The situation in Spain is typical of what is happening around Europe. Spanish utilities and their potential rivals have something incredible like 20 000 MWe of major CCGT plant capacity on the drawing boards, but have not announced a single order. This cannot be blamed on slow authorisation processes. These do play a role, but there are much deeper issues. Here are a few of them:

  • What will happen in the pool that new entrants hope to sell to? By some accounts, the top two incumbents run the pool as they see fit. Will they crush any interlopers into the arena?
  • What about gas? If you don’t like the deal on offer from the de facto pipeline monopoly, Gas Natural, will you find a commercially adequate replacement in LNG supplies?

  • What will the grid access regime look like in the long term? Players don’t know, but badly need to. Grid terms can help a project make a fortune, or ruin it.

  • Is existing capacity better-placed than it looks?
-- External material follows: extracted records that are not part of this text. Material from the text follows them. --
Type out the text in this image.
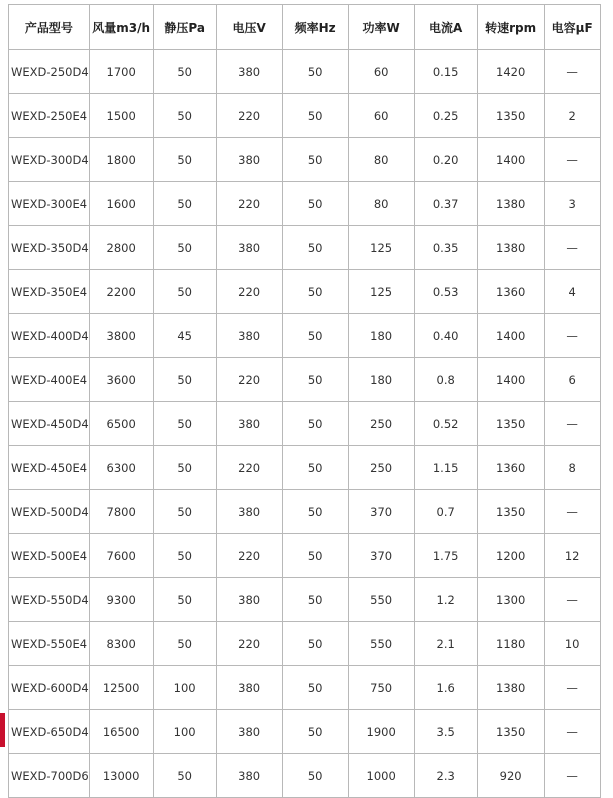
产品型号	风量m3/h	静压Pa	电压V	频率Hz	功率W	电流A	转速rpm	电容μF
WEXD-250D4	1700	50	380	50	60	0.15	1420	—
WEXD-250E4	1500	50	220	50	60	0.25	1350	2
WEXD-300D4	1800	50	380	50	80	0.20	1400	—
WEXD-300E4	1600	50	220	50	80	0.37	1380	3
WEXD-350D4	2800	50	380	50	125	0.35	1380	—
WEXD-350E4	2200	50	220	50	125	0.53	1360	4
WEXD-400D4	3800	45	380	50	180	0.40	1400	—
WEXD-400E4	3600	50	220	50	180	0.8	1400	6
WEXD-450D4	6500	50	380	50	250	0.52	1350	—
WEXD-450E4	6300	50	220	50	250	1.15	1360	8
WEXD-500D4	7800	50	380	50	370	0.7	1350	—
WEXD-500E4	7600	50	220	50	370	1.75	1200	12
WEXD-550D4	9300	50	380	50	550	1.2	1300	—
WEXD-550E4	8300	50	220	50	550	2.1	1180	10
WEXD-600D4	12500	100	380	50	750	1.6	1380	—
WEXD-650D4	16500	100	380	50	1900	3.5	1350	—
WEXD-700D6	13000	50	380	50	1000	2.3	920	—
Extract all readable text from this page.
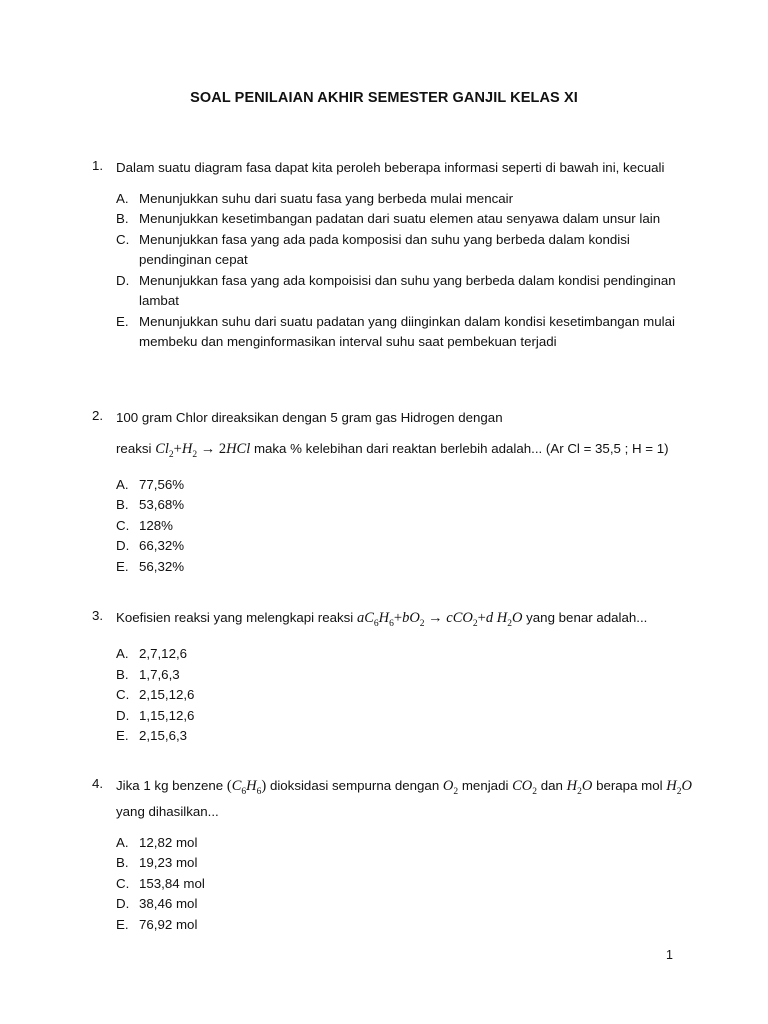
SOAL PENILAIAN AKHIR SEMESTER GANJIL KELAS XI
1. Dalam suatu diagram fasa dapat kita peroleh beberapa informasi seperti di bawah ini, kecuali

A. Menunjukkan suhu dari suatu fasa yang berbeda mulai mencair
B. Menunjukkan kesetimbangan padatan dari suatu elemen atau senyawa dalam unsur lain
C. Menunjukkan fasa yang ada pada komposisi dan suhu yang berbeda dalam kondisi pendinginan cepat
D. Menunjukkan fasa yang ada kompoisisi dan suhu yang berbeda dalam kondisi pendinginan lambat
E. Menunjukkan suhu dari suatu padatan yang diinginkan dalam kondisi kesetimbangan mulai membeku dan menginformasikan interval suhu saat pembekuan terjadi
2. 100 gram Chlor direaksikan dengan 5 gram gas Hidrogen dengan

reaksi $Cl_2+H_2 \to 2HCl$ maka % kelebihan dari reaktan berlebih adalah... (Ar Cl = 35,5 ; H = 1)

A. 77,56%
B. 53,68%
C. 128%
D. 66,32%
E. 56,32%
3. Koefisien reaksi yang melengkapi reaksi $aC_6H_6+bO_2 \to cCO_2+d$ $H_2O$ yang benar adalah...

A. 2,7,12,6
B. 1,7,6,3
C. 2,15,12,6
D. 1,15,12,6
E. 2,15,6,3
4. Jika 1 kg benzene $(C_6H_6)$ dioksidasi sempurna dengan $O_2$ menjadi $CO_2$ dan $H_2O$ berapa mol $H_2O$ yang dihasilkan...

A. 12,82 mol
B. 19,23 mol
C. 153,84 mol
D. 38,46 mol
E. 76,92 mol
1
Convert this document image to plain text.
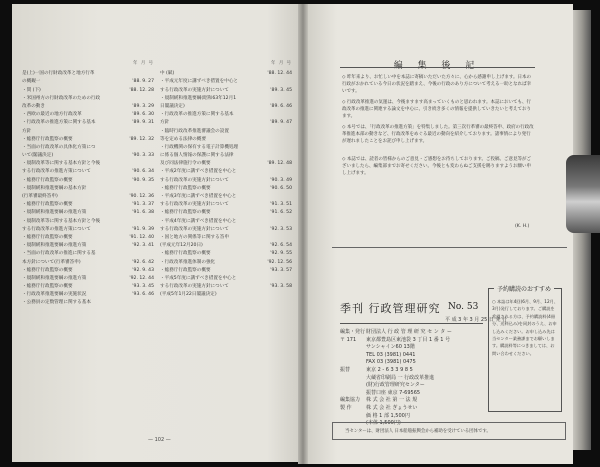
年 月 号
是(上)一国の行財政改革と地方行革
の概観一	'88. 9. 27
・問 (下)	'88. 12. 28
・米国州方の行財政改革のための行政
改革の動き	'89. 3. 29
・西欧の最近の地方行政改革	'89. 6. 30
・行政改革の推進方策に関する基本	'89. 9. 31
方針
・総務庁行政監察の概要	'89. 12. 32
・当面の行政改革の具体化方策につ
いて(閣議決定)	'90. 3. 33
・規制改革等に関する基本方針と今後
する行政改革の推進方策について	'90. 6. 34
・総務庁行政監察の概要	'90. 9. 35
・規制緩和推進要綱の基本方針
(行革審最終答申)	'90. 12. 36
・総務庁行政監察の概要	'91. 3. 37
・規制緩和推進要綱の推進方策	'91. 6. 38
・規制改革等に関する基本方針と今後
する行政改革の推進方策について	'91. 9. 39
・総務庁行政監察の概要	'91. 12. 40
・規制緩和推進要綱の推進方策	'92. 3. 41
・当面の行政改革の推進に関する基
本方針について(行革審答申)	'92. 6. 42
・総務庁行政監察の概要	'92. 9. 43
・規制緩和推進要綱の推進方策	'92. 12. 44
・総務庁行政監察の概要	'93. 3. 45
・行政改革推進要綱の実施状況	'93. 6. 46
・公務員の定数管理に関する基本
年 月 号
中 (賦)	'88. 12. 44
・平成元年度に講ずべき措置を中心と
する行政改革の実施方針について	'89. 3. 45
・規制緩和推進要綱(昭和63年12月1
日閣議決定)	'89. 6. 46
・行政改革の推進方策に関する基本
方針	'89. 9. 47
・臨時行政改革推進審議会の設置
等を定める法律の概要
・行政機関の保有する電子計算機処理
に係る個人情報の保護に関する法律
及び同法律施行令の概要	'89. 12. 48
・平成2年度に講ずべき措置を中心と
する行政改革の実施方針について	'90. 3. 49
・総務庁行政監察の概要	'90. 6. 50
・平成3年度に講ずべき措置を中心と
する行政改革の実施方針について	'91. 3. 51
・総務庁行政監察の概要	'91. 6. 52
・平成4年度に講ずべき措置を中心と
する行政改革の実施方針について	'92. 3. 53
・国と地方の関係等に関する答申
(平成元年12月20日)	'92. 6. 54
・総務庁行政監察の概要	'92. 9. 55
・行政改革推進体制の強化	'92. 12. 56
・総務庁行政監察の概要	'93. 3. 57
・平成5年度に講ずべき措置を中心と
する行政改革の実施方針について	'93. 3. 58
(平成5年1月22日閣議決定)
— 102 —
編 集 後 記
◇ 昨年来より、お忙しい中を本誌に寄稿いただいた方々に、心から感謝申し上げます。日本の行政がおかれている今日の状況を踏まえ、今後の行政のあり方について考える一助となれば幸いです。
◇ 行政改革推進の気運は、今後ますます高まっていくものと思われます。本誌においても、行政改革の推進に関連する論文を中心に、引き続き多くの情報を提供していきたいと考えております。
◇ 本号では、「行政改革の推進方策」を特集しました。第三次行革審の最終答申、政府の行政改革推進本部の動きなど、行政改革をめぐる最近の動向を紹介しております。諸事情により発行が遅れましたことをお詫び申し上げます。
◇ 本誌では、読者の皆様からのご意見・ご感想をお待ちしております。ご投稿、ご意見等がございましたら、編集部までお寄せください。今後とも変わらぬご支援を賜りますようお願い申し上げます。
(K. H.)
季刊 行政管理研究 No. 53
平 成 3 年 3 月 25 日 発 行
編集・発行財団法人 行 政 管 理 研 究 セ ン タ ー
〒 171 東京都豊島区東池袋 3 丁目 1 番 1 号
サンシャイン60 13階
TEL 03 (3981) 0441
FAX 03 (3981) 0475
振替	東京 2 - 6 3 3 9 8 5
大蔵省印刷局 一 行政改革推進
(財)行政管理研究センター
振替口座 東京 7-69565
編集協力 株 式 会 社 第 一 法 規
製 作	株 式 会 社 ぎょうせい
価 格 1 部 1,500円
(本体 1,500円)
予約購読のおすすめ
○ 本誌は年4回(6月、9月、12月、3月)発行しております。ご購読を希望される方は、予約購読料(4冊分、送料込み)を同封のうえ、お申し込みください。お申し込み先は当センター業務課までお願いします。購読料等につきましては、お問い合わせください。
当センターは、財団法人 日本船舶振興会から補助を受けている団体です。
Reactors may enjoy much longer lives than expected. Conventional thermal plants may be inefficient, but they have been depreciated, and revamping them is cheap compared to the costs of a greenfield project.
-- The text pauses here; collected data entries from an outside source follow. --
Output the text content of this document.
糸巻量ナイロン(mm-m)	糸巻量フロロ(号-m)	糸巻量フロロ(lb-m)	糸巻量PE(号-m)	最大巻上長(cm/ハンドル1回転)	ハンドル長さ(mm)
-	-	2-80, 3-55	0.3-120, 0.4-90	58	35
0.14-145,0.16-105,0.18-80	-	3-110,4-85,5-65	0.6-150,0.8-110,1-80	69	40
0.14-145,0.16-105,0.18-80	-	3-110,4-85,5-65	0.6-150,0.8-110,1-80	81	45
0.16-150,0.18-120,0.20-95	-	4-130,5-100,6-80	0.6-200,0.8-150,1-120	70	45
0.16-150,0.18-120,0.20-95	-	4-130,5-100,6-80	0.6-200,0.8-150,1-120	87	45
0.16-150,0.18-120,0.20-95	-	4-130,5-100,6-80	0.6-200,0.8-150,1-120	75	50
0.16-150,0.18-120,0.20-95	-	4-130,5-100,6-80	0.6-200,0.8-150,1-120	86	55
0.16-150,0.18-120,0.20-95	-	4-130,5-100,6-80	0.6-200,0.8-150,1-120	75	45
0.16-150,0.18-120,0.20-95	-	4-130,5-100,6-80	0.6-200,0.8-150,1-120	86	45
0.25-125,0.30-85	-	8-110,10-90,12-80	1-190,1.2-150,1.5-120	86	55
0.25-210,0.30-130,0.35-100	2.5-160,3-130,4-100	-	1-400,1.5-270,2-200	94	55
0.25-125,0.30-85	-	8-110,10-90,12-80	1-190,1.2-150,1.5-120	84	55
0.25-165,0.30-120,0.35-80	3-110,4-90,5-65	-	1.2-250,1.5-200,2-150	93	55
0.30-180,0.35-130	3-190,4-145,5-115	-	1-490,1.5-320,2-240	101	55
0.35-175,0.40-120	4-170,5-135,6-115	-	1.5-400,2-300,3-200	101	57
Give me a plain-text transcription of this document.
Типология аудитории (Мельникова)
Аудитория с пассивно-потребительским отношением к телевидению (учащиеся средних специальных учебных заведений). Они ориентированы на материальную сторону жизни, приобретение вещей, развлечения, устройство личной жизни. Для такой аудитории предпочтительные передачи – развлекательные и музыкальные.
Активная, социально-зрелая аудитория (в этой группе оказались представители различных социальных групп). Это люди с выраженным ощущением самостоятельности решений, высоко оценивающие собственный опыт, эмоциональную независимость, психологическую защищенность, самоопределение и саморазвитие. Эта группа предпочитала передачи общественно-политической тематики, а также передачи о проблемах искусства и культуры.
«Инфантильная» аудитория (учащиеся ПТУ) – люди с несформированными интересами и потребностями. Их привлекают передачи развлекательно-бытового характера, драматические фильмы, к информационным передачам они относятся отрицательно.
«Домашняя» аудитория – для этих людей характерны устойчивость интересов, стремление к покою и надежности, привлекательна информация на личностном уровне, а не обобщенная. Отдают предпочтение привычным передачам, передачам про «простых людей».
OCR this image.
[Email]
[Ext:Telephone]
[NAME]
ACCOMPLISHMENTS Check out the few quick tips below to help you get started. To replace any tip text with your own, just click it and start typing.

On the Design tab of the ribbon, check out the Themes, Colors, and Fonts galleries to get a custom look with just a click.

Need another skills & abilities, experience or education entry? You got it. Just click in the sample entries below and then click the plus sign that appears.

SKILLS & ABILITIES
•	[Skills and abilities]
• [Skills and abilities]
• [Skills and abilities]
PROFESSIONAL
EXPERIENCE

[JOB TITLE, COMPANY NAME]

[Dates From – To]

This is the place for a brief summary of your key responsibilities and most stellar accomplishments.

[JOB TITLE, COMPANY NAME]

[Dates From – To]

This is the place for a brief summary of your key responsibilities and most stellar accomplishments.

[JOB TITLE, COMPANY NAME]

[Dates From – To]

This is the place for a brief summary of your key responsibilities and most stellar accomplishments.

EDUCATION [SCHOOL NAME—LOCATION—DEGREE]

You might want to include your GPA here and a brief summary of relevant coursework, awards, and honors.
    From the equipment supply point of view, other big European markets are in even worse shape. As reported here last month, power policy in Italy appears to be more focused on legacy distortions and how to maintain them than on creating a level playing field, fast, and getting out of the way. Even if liberal promises are in place, they must be respected and be seen to be respected before cautious new entrants will spend hundreds of millions of euros on gas turbines. That could take years.

    In Germany, power market competition has taken off. This is great news for German industry, and a huge boost for the liberal cause. But new entrants may only have more doubts. The German price premium they are targeting is shrinking rapidly, and the incumbents may become much nastier and more effective rivals than expected. Meanwhile grid access is, again, a headache. Today’s cumbersome patchwork system should be revised by September. But there is much to fix, and there is no guarantee that Germany will ever rival the Nordic region in pro-market grid system excellence.

    Although only time will tell, it seems today that France is a write-off. Foreign followers of the electricity reform debate there must wonder if they are living in the same world as French officials. They certainly won’t see a reason to forecast a near-term dash for gas (although the change is happening even in France – see panel below). The same conclusions should probably also apply in Portugal and Austria. These anti-liberals have been joined, in fact if not in name, by the UK, which is still maintaining its so-called ‘gas moratorium’, despite the anti-competitive effect that policy is having.

    In the Benelux, there is probably some room for growth, but the region is already an enthusiastic promoter of gas-fired cogeneration. There is a limited and broadly stagnant supply of refineries, chemical complexes and steel mills worth using as an anchor for a major CCGT plant. The Nordic region, meanwhile, is a web of complexity. Finland and Denmark are not hostile to gas-fired power, but Sweden and Norway are. In any case, building a CCGT to sell gas-fired output at current Nord Pool power exchange prices would be suicidal. Unless prices pick up and green consciousness fades, little may happen.

    Yet the chilling thought is that phoney war is no excuse for inaction. The pace of change in the European power business, if not the equipment segment, really is worth some ugly hype, self-promotion, ordering about, arguing, and crazy trading rocket science (with live and armed rockets). If the forces at work do finally order in the heavy artillery, the factories providing it will probably never have been busier. What a way to run a war.